Çakin A., Dilek S., Tosun S.

CONCURRENCY COMPUTATION PRACTICE AND EXPERIENCE, cilt.38, sa.7, ss.1-12, 2026 (SCI-Expanded, Scopus)

  • Yayın Türü: Makale / Tam Makale
  • Cilt numarası: 38 Sayı: 7
  • Basım Tarihi: 2026
  • Doi Numarası: 10.1002/cpe.70676
  • Dergi Adı: CONCURRENCY COMPUTATION PRACTICE AND EXPERIENCE
  • Derginin Tarandığı İndeksler: Scopus, Science Citation Index Expanded (SCI-EXPANDED), Compendex, INSPEC, zbMATH
  • Sayfa Sayıları: ss.1-12
  • Hacettepe Üniversitesi Adresli: Evet

Özet

ABSTRACT Efficient neuron grouping is critical to minimize the communication cost between processing elements and ensure balanced computational workloads, especially in modern hardware accelerators. This paper presents a novel Integer Linear Programming (ILP)‐based method for communication‐aware and load‐balanced neuron grouping for neural network accelerators. The proposed ILP formulation supports fully connected and pruned neural networks, making it suitable for contemporary sparse architectures. To evaluate the effectiveness of the proposed method, we conducted extensive experiments on a diverse set of neural network benchmarks with varying sizes and connectivity patterns.

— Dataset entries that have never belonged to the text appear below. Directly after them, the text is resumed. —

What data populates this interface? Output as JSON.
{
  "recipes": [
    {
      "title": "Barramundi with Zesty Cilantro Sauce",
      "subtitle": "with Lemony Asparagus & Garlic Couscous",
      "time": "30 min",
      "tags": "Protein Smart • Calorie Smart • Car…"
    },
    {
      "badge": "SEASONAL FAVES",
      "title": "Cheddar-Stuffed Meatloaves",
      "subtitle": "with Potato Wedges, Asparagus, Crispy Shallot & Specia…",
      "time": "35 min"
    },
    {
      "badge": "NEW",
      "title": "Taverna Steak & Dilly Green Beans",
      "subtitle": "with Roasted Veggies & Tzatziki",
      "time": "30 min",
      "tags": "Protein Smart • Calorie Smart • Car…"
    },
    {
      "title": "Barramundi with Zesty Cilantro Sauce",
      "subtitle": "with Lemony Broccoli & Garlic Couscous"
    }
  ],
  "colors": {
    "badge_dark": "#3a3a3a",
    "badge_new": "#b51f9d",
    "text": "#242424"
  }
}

Results demonstrate that our method significantly reduces execution time, achieving speedups of up to three orders of magnitude for fully connected networks, while maintaining optimality. Unlike prior ILP‐based approaches, which fail due to excessive memory consumption on large networks, our method successfully computes solutions for previously intractable benchmarks. However, ILP remains a computational bottleneck for large pruned networks, indicating the need for further scalability improvements. These findings establish our solver‐optimized ILP formulation as a practical tool for neuron grouping in high‐performance Network‐on‐Chip‐based manycore accelerators, bridging the gap between mathematical optimization and real‐world hardware constraints.